At the beginning of summer, 24 students were planning on residing at the Days Hotel, which is 8 miles away from PLNU, for the school year. However, Residential Life and Housing (Res Life) was able to accommodate them in residential housing.

“We were able to accommodate all students moving on to the main campus,” said Jeff Bolster, dean of students. “However, we do have two non-traditional aged students living [at the Days Hotel].”

Since PLNU doesn’t allow students over the age of 23 to live on campus, Robert Wyzykowski, 35, and Michael Bux, 32, took PLNU up on their offer to house them at the Days Inn. These students share a room that is covered by their room charge, which is consistent with students’ on-campus room and board.

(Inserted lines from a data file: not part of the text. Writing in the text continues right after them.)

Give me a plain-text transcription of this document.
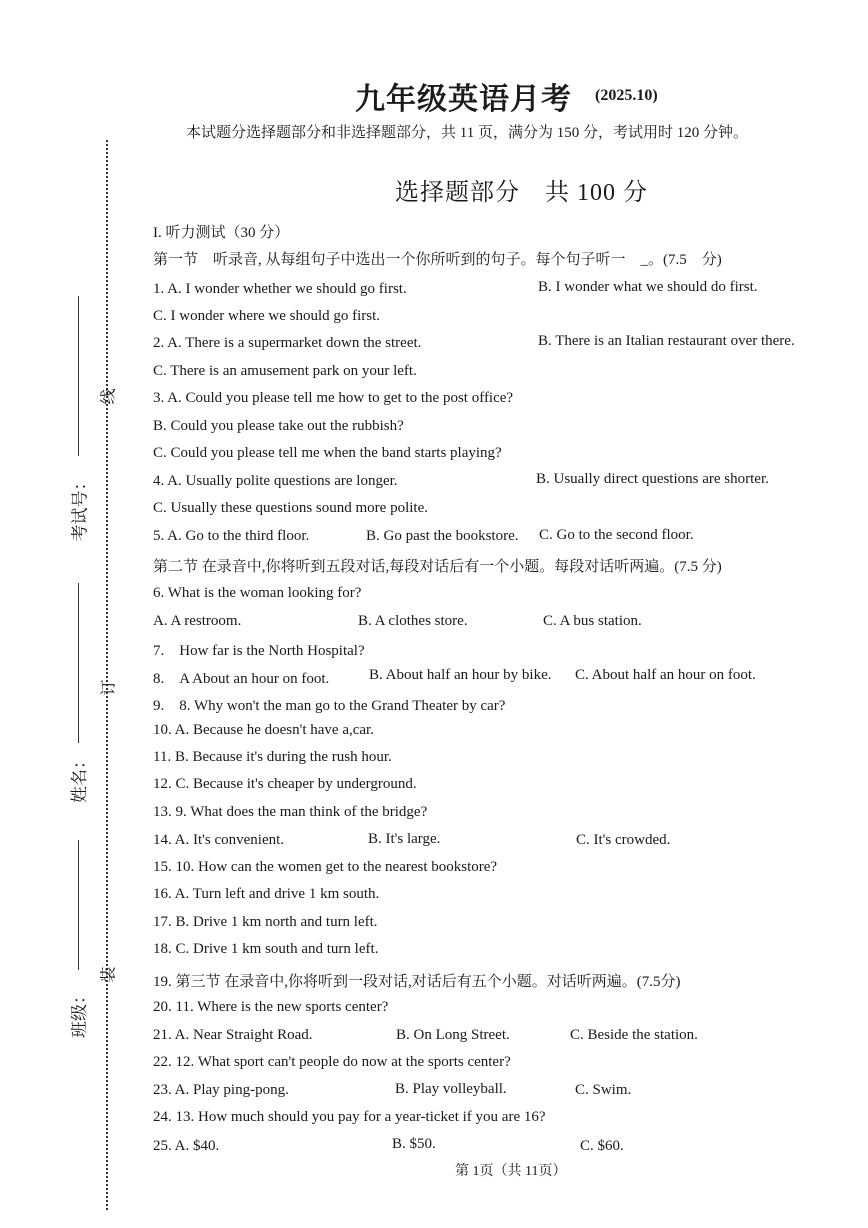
考试号：
姓名：
班级：
线
订
装
九年级英语月考 (2025.10)
本试题分选择题部分和非选择题部分，共 11 页，满分为 150 分，考试用时 120 分钟。
选择题部分　共 100 分
I. 听力测试（30 分）
第一节　听录音, 从每组句子中选出一个你所听到的句子。每个句子听一　_。(7.5　分)
1. A. I wonder whether we should go first.	B. I wonder what we should do first.
C. I wonder where we should go first.
2. A. There is a supermarket down the street.	B. There is an Italian restaurant over there.
C. There is an amusement park on your left.
3. A. Could you please tell me how to get to the post office?
B. Could you please take out the rubbish?
C. Could you please tell me when the band starts playing?
4. A. Usually polite questions are longer.	B. Usually direct questions are shorter.
C. Usually these questions sound more polite.
5. A. Go to the third floor.	B. Go past the bookstore. C. Go to the second floor.
第二节 在录音中,你将听到五段对话,每段对话后有一个小题。每段对话听两遍。(7.5 分)
6. What is the woman looking for?
A. A restroom.	B. A clothes store.	C. A bus station.
7.　How far is the North Hospital?
8.　A About an hour on foot.	B. About half an hour by bike. C. About half an hour on foot.
9.　8. Why won't the man go to the Grand Theater by car?
10. A. Because he doesn't have a,car.
11. B. Because it's during the rush hour.
12. C. Because it's cheaper by underground.
13. 9. What does the man think of the bridge?
14. A. It's convenient.	B. It's large.	C. It's crowded.
15. 10. How can the women get to the nearest bookstore?
16. A. Turn left and drive 1 km south.
17. B. Drive 1 km north and turn left.
18. C. Drive 1 km south and turn left.
19. 第三节 在录音中,你将听到一段对话,对话后有五个小题。对话听两遍。(7.5分)
20. 11. Where is the new sports center?
21. A. Near Straight Road.	B. On Long Street.	C. Beside the station.
22. 12. What sport can't people do now at the sports center?
23. A. Play ping-pong.	B. Play volleyball.	C. Swim.
24. 13. How much should you pay for a year-ticket if you are 16?
25. A. $40.	B. $50.	C. $60.
第 1页（共 11页）
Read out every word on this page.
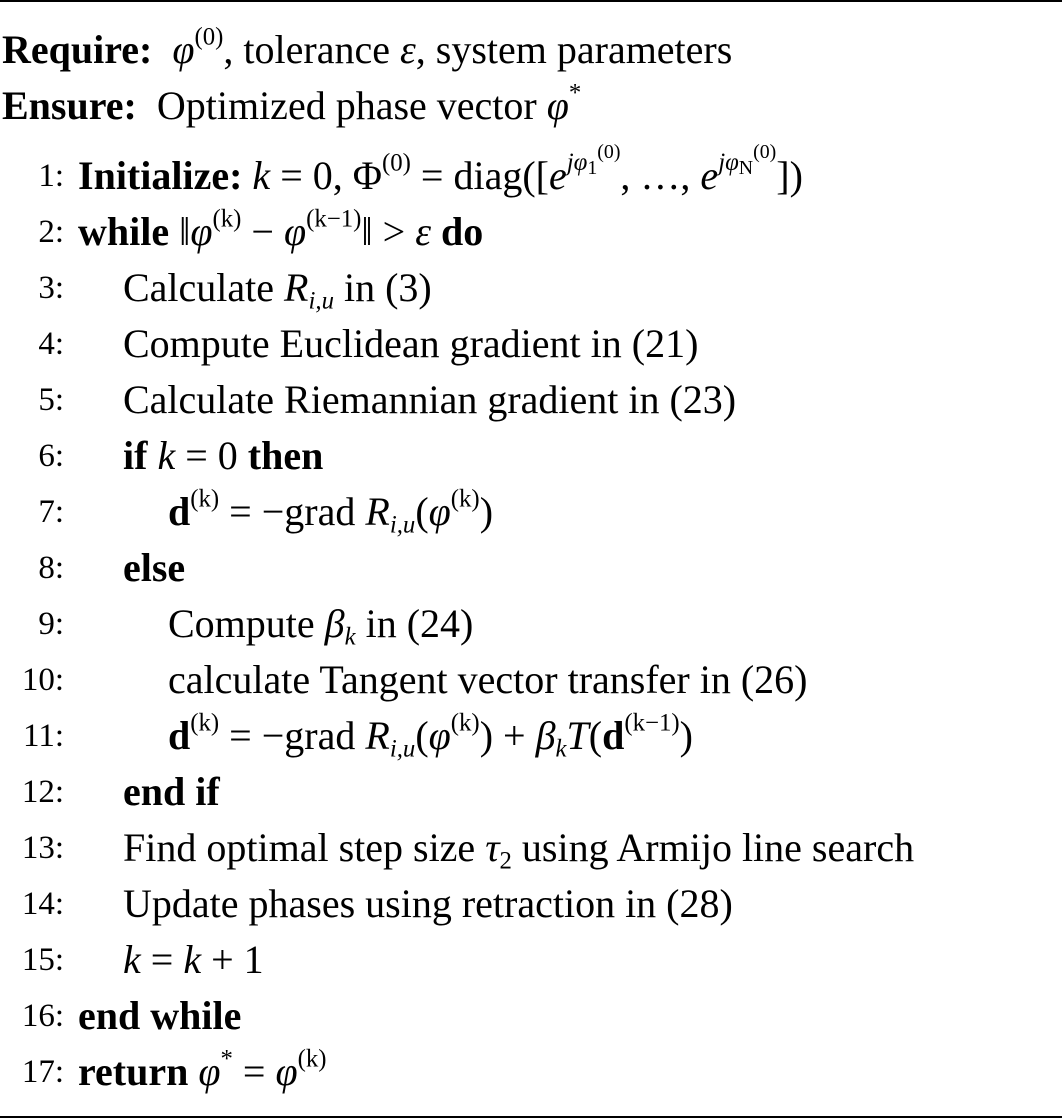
Require: $\varphi^{(0)}$, tolerance ε, system parameters
Ensure: Optimized phase vector φ*
1: Initialize: k = 0, $\Phi^{(0)}$ = $diag([e^{j\varphi_1^{(0)}}$, …, $e^{j\varphi_N^{(0)}}$])
2: while $‖\varphi^{(k)}$ − $\varphi^{(k-1)}‖ > \varepsilon$ do
3: Calculate $R_{i,u}$ in (3)
4: Compute Euclidean gradient in (21)
5: Calculate Riemannian gradient in (23)
6: if k = 0 then
7:	$d^{(k)}$ = −grad $R_{i,u}(\varphi^{(k)})$
8: else
9:	Compute $\beta_k$ in (24)
10:	calculate Tangent vector transfer in (26)
11:	$d^{(k)}$ = −grad $R_{i,u}(\varphi^{(k)}) + \beta_kT(d^{(k-1)})$
12: end if
13: Find optimal step size $\tau_2$ using Armijo line search
14: Update phases using retraction in (28)
15: k = k + 1
16: end while
17: return $\varphi^* = \varphi^{(k)}$
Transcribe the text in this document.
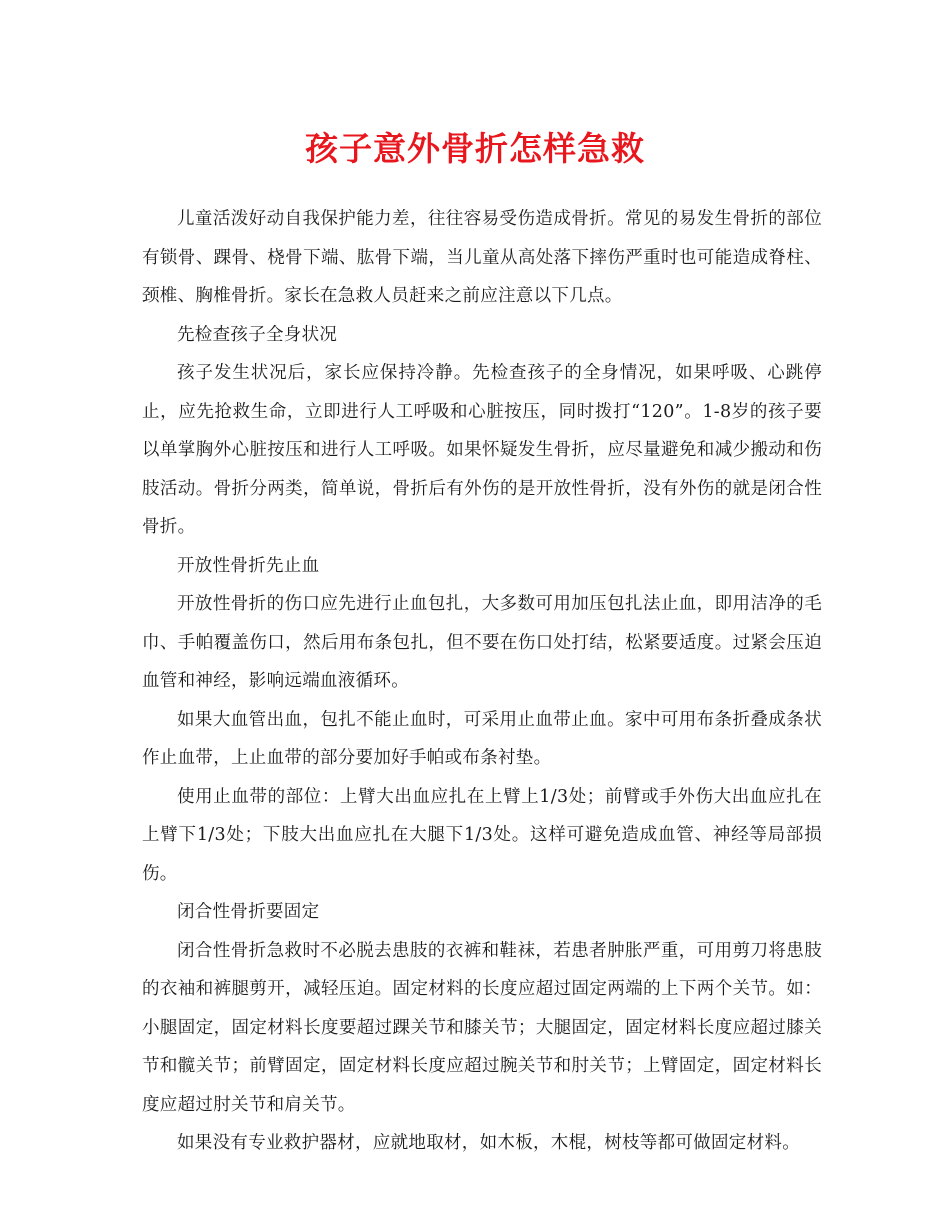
孩子意外骨折怎样急救

儿童活泼好动自我保护能力差，往往容易受伤造成骨折。常见的易发生骨折的部位有锁骨、踝骨、桡骨下端、肱骨下端，当儿童从高处落下摔伤严重时也可能造成脊柱、颈椎、胸椎骨折。家长在急救人员赶来之前应注意以下几点。

先检查孩子全身状况

孩子发生状况后，家长应保持冷静。先检查孩子的全身情况，如果呼吸、心跳停止，应先抢救生命，立即进行人工呼吸和心脏按压，同时拨打“120”。1-8岁的孩子要以单掌胸外心脏按压和进行人工呼吸。如果怀疑发生骨折，应尽量避免和减少搬动和伤肢活动。骨折分两类，简单说，骨折后有外伤的是开放性骨折，没有外伤的就是闭合性骨折。

开放性骨折先止血

开放性骨折的伤口应先进行止血包扎，大多数可用加压包扎法止血，即用洁净的毛巾、手帕覆盖伤口，然后用布条包扎，但不要在伤口处打结，松紧要适度。过紧会压迫血管和神经，影响远端血液循环。

如果大血管出血，包扎不能止血时，可采用止血带止血。家中可用布条折叠成条状作止血带，上止血带的部分要加好手帕或布条衬垫。

使用止血带的部位：上臂大出血应扎在上臂上1/3处；前臂或手外伤大出血应扎在上臂下1/3处；下肢大出血应扎在大腿下1/3处。这样可避免造成血管、神经等局部损伤。

闭合性骨折要固定

闭合性骨折急救时不必脱去患肢的衣裤和鞋袜，若患者肿胀严重，可用剪刀将患肢的衣袖和裤腿剪开，减轻压迫。固定材料的长度应超过固定两端的上下两个关节。如：小腿固定，固定材料长度要超过踝关节和膝关节；大腿固定，固定材料长度应超过膝关节和髋关节；前臂固定，固定材料长度应超过腕关节和肘关节；上臂固定，固定材料长度应超过肘关节和肩关节。

如果没有专业救护器材，应就地取材，如木板，木棍，树枝等都可做固定材料。
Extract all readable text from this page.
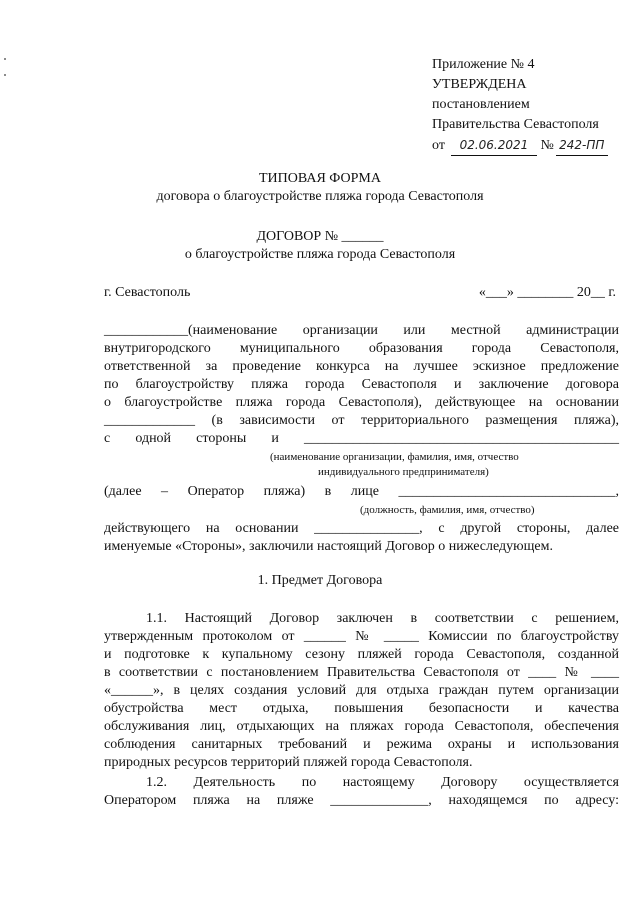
Приложение № 4
УТВЕРЖДЕНА
постановлением
Правительства Севастополя
от 02.06.2021 № 242-ПП
ТИПОВАЯ ФОРМА
договора о благоустройстве пляжа города Севастополя
ДОГОВОР № ______
о благоустройстве пляжа города Севастополя
г. Севастополь	«___» ________ 20__ г.

____________(наименование организации или местной администрации

внутригородского муниципального образования города Севастополя,

ответственной за проведение конкурса на лучшее эскизное предложение

по благоустройству пляжа города Севастополя и заключение договора

о благоустройстве пляжа города Севастополя), действующее на основании

_____________ (в зависимости от территориального размещения пляжа),

с одной стороны и _____________________________________________

(наименование организации, фамилия, имя, отчество
индивидуального предпринимателя)

(далее – Оператор пляжа) в лице _______________________________,

(должность, фамилия, имя, отчество)

действующего на основании _______________, с другой стороны, далее

именуемые «Стороны», заключили настоящий Договор о нижеследующем.

1. Предмет Договора

1.1. Настоящий Договор заключен в соответствии с решением,

утвержденным протоколом от ______ № _____ Комиссии по благоустройству

и подготовке к купальному сезону пляжей города Севастополя, созданной

в соответствии с постановлением Правительства Севастополя от ____ № ____

«______», в целях создания условий для отдыха граждан путем организации

обустройства мест отдыха, повышения безопасности и качества

обслуживания лиц, отдыхающих на пляжах города Севастополя, обеспечения

соблюдения санитарных требований и режима охраны и использования

природных ресурсов территорий пляжей города Севастополя.

1.2. Деятельность по настоящему Договору осуществляется

Оператором пляжа на пляже ______________, находящемся по адресу:
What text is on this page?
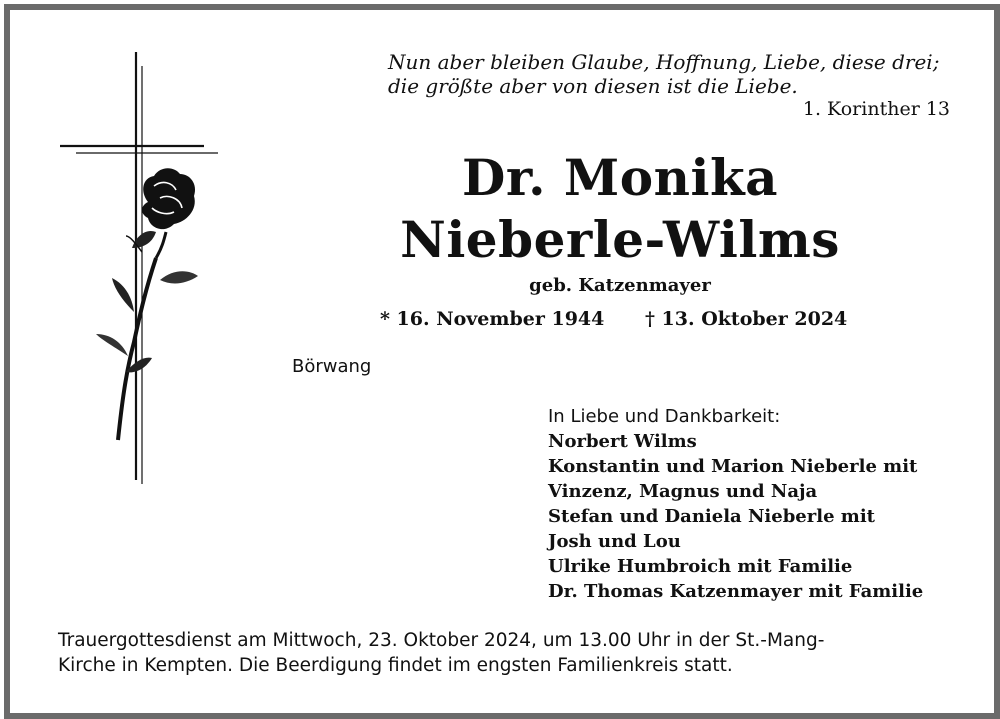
Nun aber bleiben Glaube, Hoffnung, Liebe, diese drei;
die größte aber von diesen ist die Liebe.
1. Korinther 13
Dr. Monika
Nieberle-Wilms
geb. Katzenmayer
* 16. November 1944 † 13. Oktober 2024
Börwang
In Liebe und Dankbarkeit:
Norbert Wilms
Konstantin und Marion Nieberle mit
Vinzenz, Magnus und Naja
Stefan und Daniela Nieberle mit
Josh und Lou
Ulrike Humbroich mit Familie
Dr. Thomas Katzenmayer mit Familie
Trauergottesdienst am Mittwoch, 23. Oktober 2024, um 13.00 Uhr in der St.-Mang-
Kirche in Kempten. Die Beerdigung findet im engsten Familienkreis statt.
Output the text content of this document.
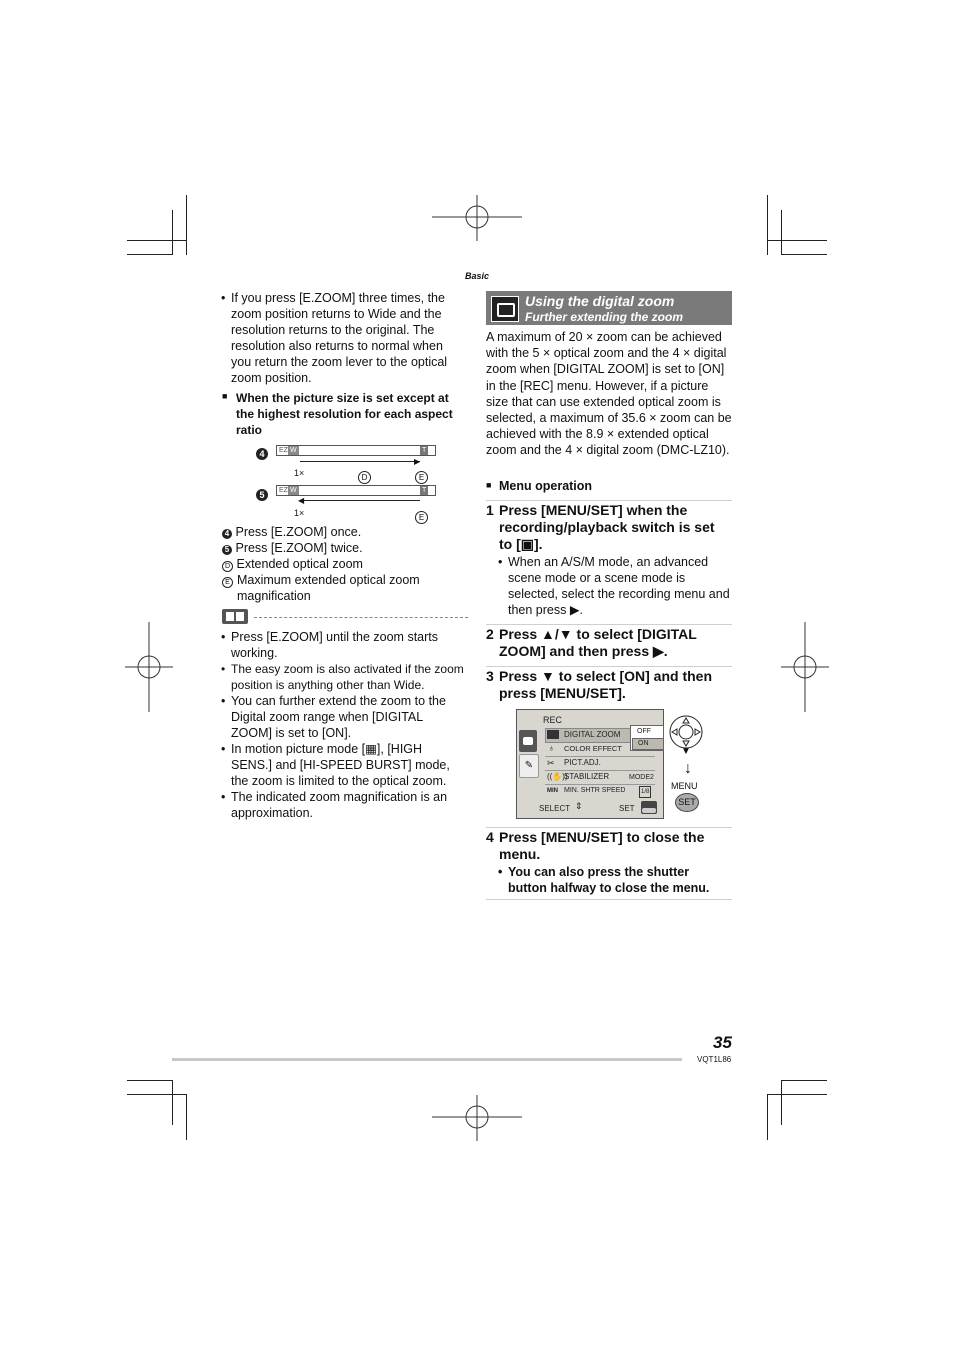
Basic
• If you press [E.ZOOM] three times, the zoom position returns to Wide and the resolution returns to the original. The resolution also returns to normal when you return the zoom lever to the optical zoom position.
■ When the picture size is set except at the highest resolution for each aspect ratio
4	EZ W	T
▶
1×	D	E
5	EZ W	T
◀
1×	E
4 Press [E.ZOOM] once.
5 Press [E.ZOOM] twice.
D Extended optical zoom
E Maximum extended optical zoom magnification
• Press [E.ZOOM] until the zoom starts working.
• The easy zoom is also activated if the zoom position is anything other than Wide.
• You can further extend the zoom to the Digital zoom range when [DIGITAL ZOOM] is set to [ON].
• In motion picture mode [▦], [HIGH SENS.] and [HI-SPEED BURST] mode, the zoom is limited to the optical zoom.
• The indicated zoom magnification is an approximation.
Using the digital zoom
Further extending the zoom
A maximum of 20 × zoom can be achieved with the 5 × optical zoom and the 4 × digital zoom when [DIGITAL ZOOM] is set to [ON] in the [REC] menu. However, if a picture size that can use extended optical zoom is selected, a maximum of 35.6 × zoom can be achieved with the 8.9 × extended optical zoom and the 4 × digital zoom (DMC-LZ10).
■ Menu operation
1 Press [MENU/SET] when the recording/playback switch is set to [▣].
• When an A/S/M mode, an advanced scene mode or a scene mode is selected, select the recording menu and then press ▶.
2 Press ▲/▼ to select [DIGITAL ZOOM] and then press ▶.
3 Press ▼ to select [ON] and then press [MENU/SET].
REC
✎
DIGITAL ZOOM
♁ COLOR EFFECT
✂ PICT.ADJ.
((✋))
STABILIZER	MODE2
MIN MIN. SHTR SPEED	1/8
OFF
ON
SELECT ⇕	SET
▼
↓
MENU
SET
4 Press [MENU/SET] to close the menu.
• You can also press the shutter button halfway to close the menu.
35
VQT1L86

This is Wyzykowski’s third semester at PLNU. Last year, he lived in Colony but was told that he could not live there this semester due to PLNU’s commitment to providing housing for students under 24.

Wyzykowski said that every place has its advantages and disadvantages and Days Hotel is no exception.

“We have queen-sized beds, A/C, personal bathrooms, a kitchen and housekeeping cleans our room once a week,” he said. “But at the same time, it’s a little tight since the rooms were meant for short-term housing. Not to mention the location makes you feel a little disconnected.”

Another tough part about living at the hotel is the difficult commute.

“My roommate and I have different schedules so we don’t really carpool and it usually takes about 25 minutes to get to school since we have to fight morning traffic,” said Wyzykowski.

Wyzykowski and Bux don’t interact with the hotel staff often since they can enter their room from outside without having to go through the lobby. The hotel is very timely on repairs if the students need it.

Wyzykowski said it would have been nice to have the 24 students living in the Days Hotel.

“I would have enjoyed having more PLNU students at the hotel and the better community that would have come with it,” he said.

Both Bux and Wyzykowski served in the military previously. Wyzykowski, who was in the army from 1998 to 2000, is no stranger to sleeping in unique living situations.

“I was involved in the infantry branch and at one point we were stationed in Bosnia and we lived in huts with eight or nine other people,” said Wyzykowski.

Every spring semester, Admissions and Residential Life and Housing (Res Life) discuss projections for the number of students who will live on campus for the upcoming semester. Res Life then makes rough housing plans according to the number of projected students. The number of students projected last spring doubled this year, forcing Res Life to accept more off-campus requests and adjust on-campus housing.

According to Molly Petersen, assistant director of student housing, the number of juniors and seniors who wanted to stay on campus increased. Petersen attributes this to PLNU’s great community life.

“Community life at PLNU has increased and that’s desirable for a lot of students,” she said.

Because of this, Res Life sought out extra off-campus living space. Through PLNU’s partnership with Bartell’s Hotels, they were able to acquire rooms at Days Inn off the 8 freeway in Mission Valley.

Petersen explained that the hotel rooms are rented by PLNU just like a guest would rent them. “We were able to get the hotel to charge us what we charge students for a room charge,” she said. “This is lower than what the hotel would normally charge a guest, so they gave us a deal for sure.”

After filling every bed on campus, Res Life started a wait list for students who didn’t want to live at the hotel. Res Life sorted out the extra students by reconfiguring the residence halls.

“There ended up being less freshman than projected but also, five to 10 students switched from off-campus to on-campus housing,” said Petersen. “We ended up moving the sophomore transfers from Goodwin to Nease where we had extra room from the freshmen who decided not to attend.”

This left about 25 open spots in Goodwin where Res Life was able to place all of the outstanding students who wanted to live on-campus.